There are some notable limitations to the study, including a general difficulty with the small sample size, which occurred despite initially screening a large number of families. This was particularly notable at the 3-month follow up stage, where comparative groups consisted of 25 families each. The smaller than optimal sample size limits the generalizability of these findings to the broader community, which raises the issue of representation. The study was also limited by its relatively short period for follow up. The Family Options study was originally designed with a six-month follow-up stage, however because recruitment was on the basis of diagnosed depression, and because suicidal youth were not excluded from participation, the ethics approval could only be obtained (without additional intervention) a three month follow up, at which point any adolescents still meeting diagnostic criteria were referred to additional services. A longer-term follow up may be required to observe group effects in adolescent symptoms. Lastly, while rates of parental depression across treatment groups were not were not significantly different at baseline, it is notable that more parents reported ‘moderate’ depressive symptoms in the control group. This variation may have biased the results, if parents in the experimental group were more responsive to the intervention because fewer were dealing with as severe depressive symptoms.

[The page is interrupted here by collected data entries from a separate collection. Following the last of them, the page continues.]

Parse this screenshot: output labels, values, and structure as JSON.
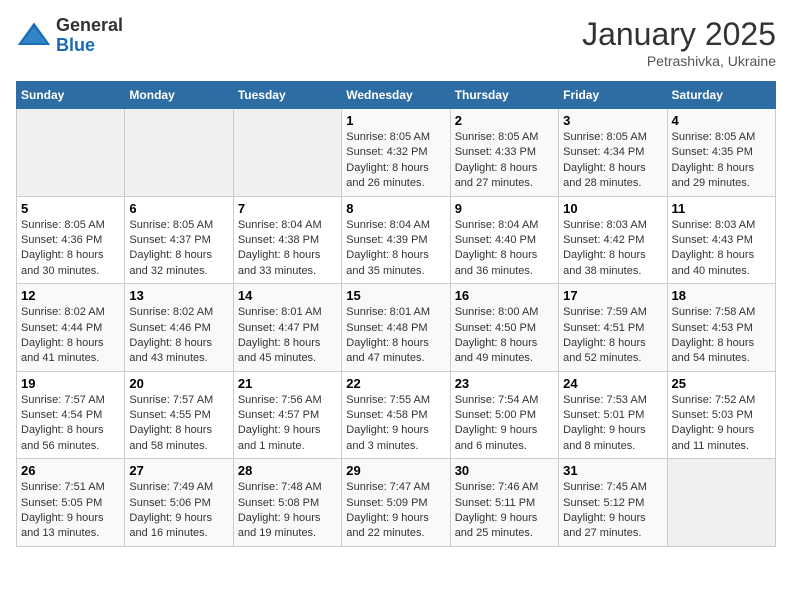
{
  "header": {
    "logo_general": "General",
    "logo_blue": "Blue",
    "month_title": "January 2025",
    "location": "Petrashivka, Ukraine"
  },
  "weekdays": [
    "Sunday",
    "Monday",
    "Tuesday",
    "Wednesday",
    "Thursday",
    "Friday",
    "Saturday"
  ],
  "weeks": [
    [
      {
        "day": "",
        "info": ""
      },
      {
        "day": "",
        "info": ""
      },
      {
        "day": "",
        "info": ""
      },
      {
        "day": "1",
        "info": "Sunrise: 8:05 AM\nSunset: 4:32 PM\nDaylight: 8 hours and 26 minutes."
      },
      {
        "day": "2",
        "info": "Sunrise: 8:05 AM\nSunset: 4:33 PM\nDaylight: 8 hours and 27 minutes."
      },
      {
        "day": "3",
        "info": "Sunrise: 8:05 AM\nSunset: 4:34 PM\nDaylight: 8 hours and 28 minutes."
      },
      {
        "day": "4",
        "info": "Sunrise: 8:05 AM\nSunset: 4:35 PM\nDaylight: 8 hours and 29 minutes."
      }
    ],
    [
      {
        "day": "5",
        "info": "Sunrise: 8:05 AM\nSunset: 4:36 PM\nDaylight: 8 hours and 30 minutes."
      },
      {
        "day": "6",
        "info": "Sunrise: 8:05 AM\nSunset: 4:37 PM\nDaylight: 8 hours and 32 minutes."
      },
      {
        "day": "7",
        "info": "Sunrise: 8:04 AM\nSunset: 4:38 PM\nDaylight: 8 hours and 33 minutes."
      },
      {
        "day": "8",
        "info": "Sunrise: 8:04 AM\nSunset: 4:39 PM\nDaylight: 8 hours and 35 minutes."
      },
      {
        "day": "9",
        "info": "Sunrise: 8:04 AM\nSunset: 4:40 PM\nDaylight: 8 hours and 36 minutes."
      },
      {
        "day": "10",
        "info": "Sunrise: 8:03 AM\nSunset: 4:42 PM\nDaylight: 8 hours and 38 minutes."
      },
      {
        "day": "11",
        "info": "Sunrise: 8:03 AM\nSunset: 4:43 PM\nDaylight: 8 hours and 40 minutes."
      }
    ],
    [
      {
        "day": "12",
        "info": "Sunrise: 8:02 AM\nSunset: 4:44 PM\nDaylight: 8 hours and 41 minutes."
      },
      {
        "day": "13",
        "info": "Sunrise: 8:02 AM\nSunset: 4:46 PM\nDaylight: 8 hours and 43 minutes."
      },
      {
        "day": "14",
        "info": "Sunrise: 8:01 AM\nSunset: 4:47 PM\nDaylight: 8 hours and 45 minutes."
      },
      {
        "day": "15",
        "info": "Sunrise: 8:01 AM\nSunset: 4:48 PM\nDaylight: 8 hours and 47 minutes."
      },
      {
        "day": "16",
        "info": "Sunrise: 8:00 AM\nSunset: 4:50 PM\nDaylight: 8 hours and 49 minutes."
      },
      {
        "day": "17",
        "info": "Sunrise: 7:59 AM\nSunset: 4:51 PM\nDaylight: 8 hours and 52 minutes."
      },
      {
        "day": "18",
        "info": "Sunrise: 7:58 AM\nSunset: 4:53 PM\nDaylight: 8 hours and 54 minutes."
      }
    ],
    [
      {
        "day": "19",
        "info": "Sunrise: 7:57 AM\nSunset: 4:54 PM\nDaylight: 8 hours and 56 minutes."
      },
      {
        "day": "20",
        "info": "Sunrise: 7:57 AM\nSunset: 4:55 PM\nDaylight: 8 hours and 58 minutes."
      },
      {
        "day": "21",
        "info": "Sunrise: 7:56 AM\nSunset: 4:57 PM\nDaylight: 9 hours and 1 minute."
      },
      {
        "day": "22",
        "info": "Sunrise: 7:55 AM\nSunset: 4:58 PM\nDaylight: 9 hours and 3 minutes."
      },
      {
        "day": "23",
        "info": "Sunrise: 7:54 AM\nSunset: 5:00 PM\nDaylight: 9 hours and 6 minutes."
      },
      {
        "day": "24",
        "info": "Sunrise: 7:53 AM\nSunset: 5:01 PM\nDaylight: 9 hours and 8 minutes."
      },
      {
        "day": "25",
        "info": "Sunrise: 7:52 AM\nSunset: 5:03 PM\nDaylight: 9 hours and 11 minutes."
      }
    ],
    [
      {
        "day": "26",
        "info": "Sunrise: 7:51 AM\nSunset: 5:05 PM\nDaylight: 9 hours and 13 minutes."
      },
      {
        "day": "27",
        "info": "Sunrise: 7:49 AM\nSunset: 5:06 PM\nDaylight: 9 hours and 16 minutes."
      },
      {
        "day": "28",
        "info": "Sunrise: 7:48 AM\nSunset: 5:08 PM\nDaylight: 9 hours and 19 minutes."
      },
      {
        "day": "29",
        "info": "Sunrise: 7:47 AM\nSunset: 5:09 PM\nDaylight: 9 hours and 22 minutes."
      },
      {
        "day": "30",
        "info": "Sunrise: 7:46 AM\nSunset: 5:11 PM\nDaylight: 9 hours and 25 minutes."
      },
      {
        "day": "31",
        "info": "Sunrise: 7:45 AM\nSunset: 5:12 PM\nDaylight: 9 hours and 27 minutes."
      },
      {
        "day": "",
        "info": ""
      }
    ]
  ]
}
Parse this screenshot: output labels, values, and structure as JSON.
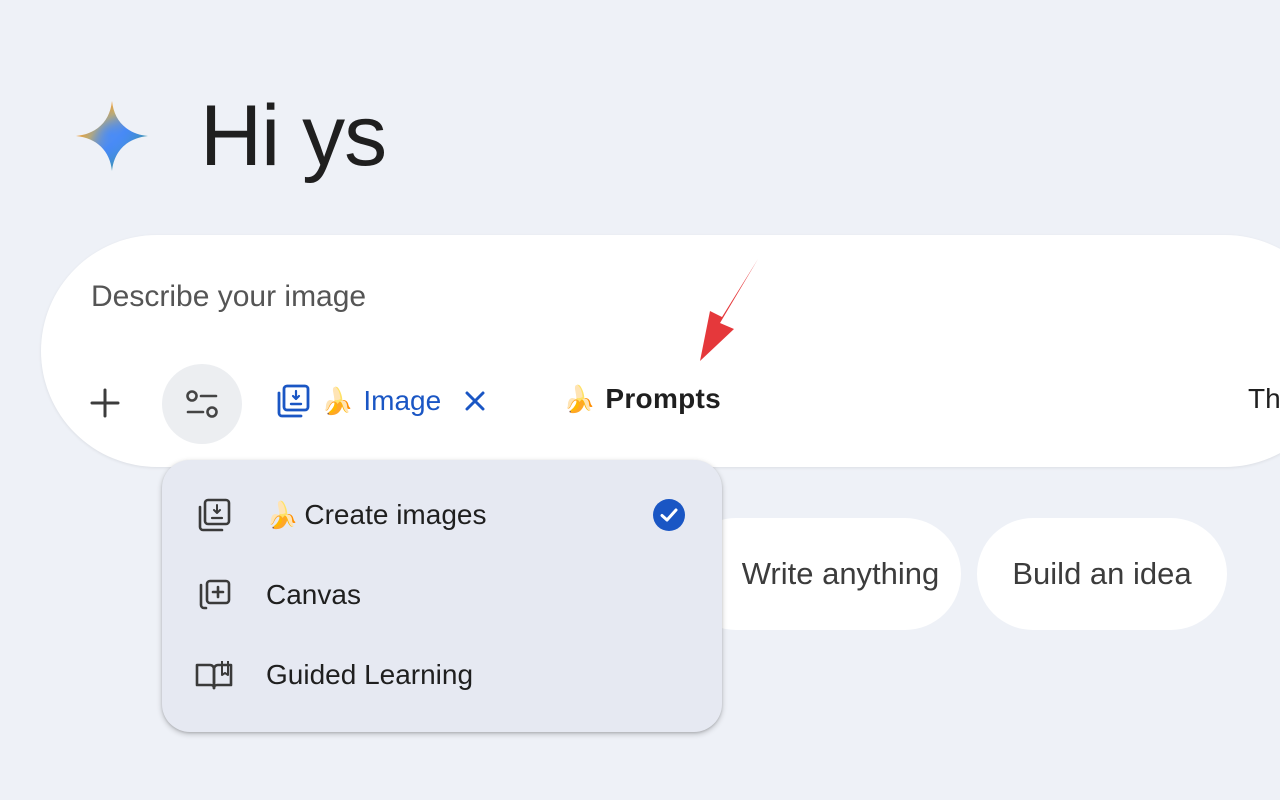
{
  "greeting": {
    "text": "Hi ys",
    "logo_icon": "gemini-sparkle-icon"
  },
  "prompt": {
    "placeholder": "Describe your image",
    "add_icon": "plus-icon",
    "tools_icon": "tools-sliders-icon",
    "image_chip": {
      "icon": "image-gallery-icon",
      "emoji": "🍌",
      "label": "Image",
      "close_icon": "close-icon",
      "color": "#1a56c4"
    },
    "prompts_chip": {
      "emoji": "🍌",
      "label": "Prompts"
    },
    "cut_text": "Th"
  },
  "annotation": {
    "icon": "red-arrow-icon",
    "color": "#e5383b"
  },
  "suggestions": [
    {
      "label": "Write anything"
    },
    {
      "label": "Build an idea"
    }
  ],
  "tools_menu": {
    "items": [
      {
        "icon": "image-gallery-icon",
        "emoji": "🍌",
        "label": "Create images",
        "selected": true
      },
      {
        "icon": "canvas-icon",
        "label": "Canvas",
        "selected": false
      },
      {
        "icon": "book-open-icon",
        "label": "Guided Learning",
        "selected": false
      }
    ],
    "check_icon": "check-circle-icon",
    "check_color": "#1a56c4"
  }
}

The current findings add to the small body of literature on family-based intervention programs designed specifically for the treatment of adolescent depression. Importantly, this study shows that a family-based intervention for youth depression can also significantly reduce symptoms of depression and stress in parents. Given existing evidence of the link between adolescent depression and family-related factors such as parent mental health and stressful home environments, improving parental depression- and stress- levels in families with a depressed adolescent has the potential to indirectly enhance treatment outcomes in youth. This study also confirms that such a family-based intervention can effectively reduce youth depressive symptoms, and maintain these gains three months after the cessation of treatment. While our study found minimal treatment effects for other youth mental health problems such as hyperactivity/inattention or alcohol consumption, the effect of BEST MOOD on youth depression substantial, and comparable to that of other established interventions.